Sometimes though, I'm still not mentally pregnant. I try to run around at work and do everything I normally do. I try working my same hours, running around the building on game days, taking the stairs, and generally acting like I'm not 8 months pregnant. Everyone is constantly trying to do things for me and normally I would be insulted but I'm starting to realize it is ok to accept their help. I am still me - a strong, stubborn, independent woman. Accepting help from people or admitting I even need the help doesn't change that. It is strange to let people do things for me, or even just help me out, but I am slowly coming around.

And I'm learning to trust Mike and depend on him in a way that I never thought I could depend on someone. Each failed relationship made me feel like I needed to be tough and not depend on anyone but me so that I couldn't be hurt or disappointed ever again. But the dynamic of our relationship has changed. I can tell Mike likes that I'm becoming "softer" and more lovey.
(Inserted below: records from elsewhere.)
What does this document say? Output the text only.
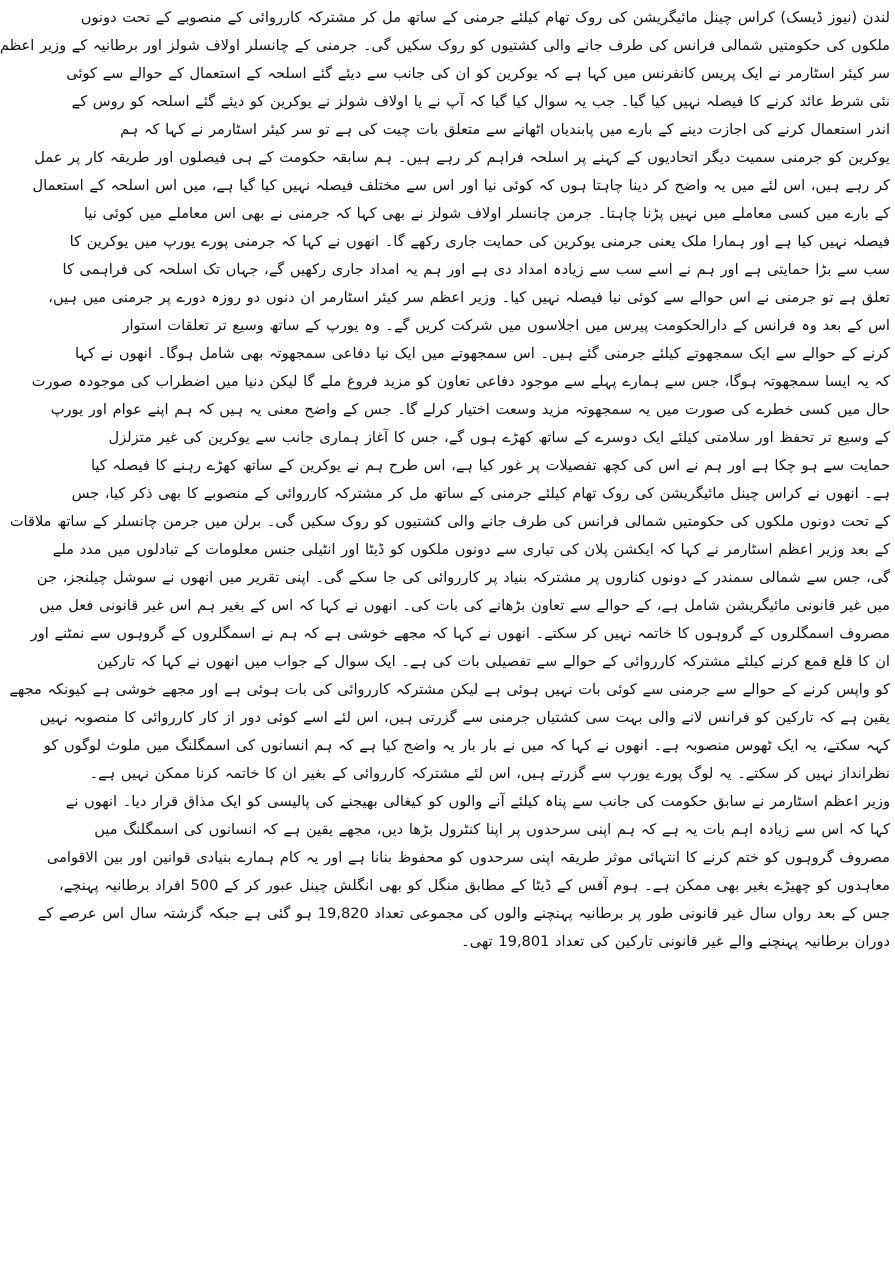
لندن (نیوز ڈیسک) کراس چینل مائیگریشن کی روک تھام کیلئے جرمنی کے ساتھ مل کر مشترکہ کارروائی کے منصوبے کے تحت دونوں
ملکوں کی حکومتیں شمالی فرانس کی طرف جانے والی کشتیوں کو روک سکیں گی۔ جرمنی کے چانسلر اولاف شولز اور برطانیہ کے وزیر اعظم
سر کیئر اسٹارمر نے ایک پریس کانفرنس میں کہا ہے کہ یوکرین کو ان کی جانب سے دیئے گئے اسلحہ کے استعمال کے حوالے سے کوئی
نئی شرط عائد کرنے کا فیصلہ نہیں کیا گیا۔ جب یہ سوال کیا گیا کہ آپ نے یا اولاف شولز نے یوکرین کو دیئے گئے اسلحہ کو روس کے
اندر استعمال کرنے کی اجازت دینے کے بارے میں پابندیاں اٹھانے سے متعلق بات چیت کی ہے تو سر کیئر اسٹارمر نے کہا کہ ہم
یوکرین کو جرمنی سمیت دیگر اتحادیوں کے کہنے پر اسلحہ فراہم کر رہے ہیں۔ ہم سابقہ حکومت کے ہی فیصلوں اور طریقہ کار پر عمل
کر رہے ہیں، اس لئے میں یہ واضح کر دینا چاہتا ہوں کہ کوئی نیا اور اس سے مختلف فیصلہ نہیں کیا گیا ہے، میں اس اسلحہ کے استعمال
کے بارے میں کسی معاملے میں نہیں پڑنا چاہتا۔ جرمن چانسلر اولاف شولز نے بھی کہا کہ جرمنی نے بھی اس معاملے میں کوئی نیا
فیصلہ نہیں کیا ہے اور ہمارا ملک یعنی جرمنی یوکرین کی حمایت جاری رکھے گا۔ انھوں نے کہا کہ جرمنی پورے یورپ میں یوکرین کا
سب سے بڑا حمایتی ہے اور ہم نے اسے سب سے زیادہ امداد دی ہے اور ہم یہ امداد جاری رکھیں گے، جہاں تک اسلحہ کی فراہمی کا
تعلق ہے تو جرمنی نے اس حوالے سے کوئی نیا فیصلہ نہیں کیا۔ وزیر اعظم سر کیئر اسٹارمر ان دنوں دو روزہ دورے پر جرمنی میں ہیں،
اس کے بعد وہ فرانس کے دارالحکومت پیرس میں اجلاسوں میں شرکت کریں گے۔ وہ یورپ کے ساتھ وسیع تر تعلقات استوار
کرنے کے حوالے سے ایک سمجھوتے کیلئے جرمنی گئے ہیں۔ اس سمجھوتے میں ایک نیا دفاعی سمجھوتہ بھی شامل ہوگا۔ انھوں نے کہا
کہ یہ ایسا سمجھوتہ ہوگا، جس سے ہمارے پہلے سے موجود دفاعی تعاون کو مزید فروغ ملے گا لیکن دنیا میں اضطراب کی موجودہ صورت
حال میں کسی خطرے کی صورت میں یہ سمجھوتہ مزید وسعت اختیار کرلے گا۔ جس کے واضح معنی یہ ہیں کہ ہم اپنے عوام اور یورپ
کے وسیع تر تحفظ اور سلامتی کیلئے ایک دوسرے کے ساتھ کھڑے ہوں گے، جس کا آغاز ہماری جانب سے یوکرین کی غیر متزلزل
حمایت سے ہو چکا ہے اور ہم نے اس کی کچھ تفصیلات پر غور کیا ہے، اس طرح ہم نے یوکرین کے ساتھ کھڑے رہنے کا فیصلہ کیا
ہے۔ انھوں نے کراس چینل مائیگریشن کی روک تھام کیلئے جرمنی کے ساتھ مل کر مشترکہ کارروائی کے منصوبے کا بھی ذکر کیا، جس
کے تحت دونوں ملکوں کی حکومتیں شمالی فرانس کی طرف جانے والی کشتیوں کو روک سکیں گی۔ برلن میں جرمن چانسلر کے ساتھ ملاقات
کے بعد وزیر اعظم اسٹارمر نے کہا کہ ایکشن پلان کی تیاری سے دونوں ملکوں کو ڈیٹا اور انٹیلی جنس معلومات کے تبادلوں میں مدد ملے
گی، جس سے شمالی سمندر کے دونوں کناروں پر مشترکہ بنیاد پر کارروائی کی جا سکے گی۔ اپنی تقریر میں انھوں نے سوشل چیلنجز، جن
میں غیر قانونی مائیگریشن شامل ہے، کے حوالے سے تعاون بڑھانے کی بات کی۔ انھوں نے کہا کہ اس کے بغیر ہم اس غیر قانونی فعل میں
مصروف اسمگلروں کے گروہوں کا خاتمہ نہیں کر سکتے۔ انھوں نے کہا کہ مجھے خوشی ہے کہ ہم نے اسمگلروں کے گروہوں سے نمٹنے اور
ان کا قلع قمع کرنے کیلئے مشترکہ کارروائی کے حوالے سے تفصیلی بات کی ہے۔ ایک سوال کے جواب میں انھوں نے کہا کہ تارکین
کو واپس کرنے کے حوالے سے جرمنی سے کوئی بات نہیں ہوئی ہے لیکن مشترکہ کارروائی کی بات ہوئی ہے اور مجھے خوشی ہے کیونکہ مجھے
یقین ہے کہ تارکین کو فرانس لانے والی بہت سی کشتیاں جرمنی سے گزرتی ہیں، اس لئے اسے کوئی دور از کار کارروائی کا منصوبہ نہیں
کہہ سکتے، یہ ایک ٹھوس منصوبہ ہے۔ انھوں نے کہا کہ میں نے بار بار یہ واضح کیا ہے کہ ہم انسانوں کی اسمگلنگ میں ملوث لوگوں کو
نظرانداز نہیں کر سکتے۔ یہ لوگ پورے یورپ سے گزرتے ہیں، اس لئے مشترکہ کارروائی کے بغیر ان کا خاتمہ کرنا ممکن نہیں ہے۔
وزیر اعظم اسٹارمر نے سابق حکومت کی جانب سے پناہ کیلئے آنے والوں کو کیغالی بھیجنے کی پالیسی کو ایک مذاق قرار دیا۔ انھوں نے
کہا کہ اس سے زیادہ اہم بات یہ ہے کہ ہم اپنی سرحدوں پر اپنا کنٹرول بڑھا دیں، مجھے یقین ہے کہ انسانوں کی اسمگلنگ میں
مصروف گروہوں کو ختم کرنے کا انتہائی موثر طریقہ اپنی سرحدوں کو محفوظ بنانا ہے اور یہ کام ہمارے بنیادی قوانین اور بین الاقوامی
معاہدوں کو چھیڑے بغیر بھی ممکن ہے۔ ہوم آفس کے ڈیٹا کے مطابق منگل کو بھی انگلش چینل عبور کر کے 500 افراد برطانیہ پہنچے،
جس کے بعد رواں سال غیر قانونی طور پر برطانیہ پہنچنے والوں کی مجموعی تعداد 19,820 ہو گئی ہے جبکہ گزشتہ سال اس عرصے کے
دوران برطانیہ پہنچنے والے غیر قانونی تارکین کی تعداد 19,801 تھی۔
And despite the fact I've been fighting against it, I'm actually starting to like being able to rely on him and letting him take care of me. Again, I pride myself on being strong and independent; I worked very hard to get where I am in life and to know that I could do it all on my own but it is so much nicer having a partner in life who is there when I need someone to share the load with. Mike is such an incredibly guy, I can't even put into words how much he's come to mean to me or how much I appreciate having him in my life. I can't imagine my life without him and I never imagined that I'd feel this way about someone - truly head over heels in love. I'm even excited at the thought of us getting married one day and I very much want to spend my life with him. I couldn't have a better man to start a family with. I am a very luck girl!

So that's enough rambling for now... hopefully it won't be weeks before I have a chance to sit and write again.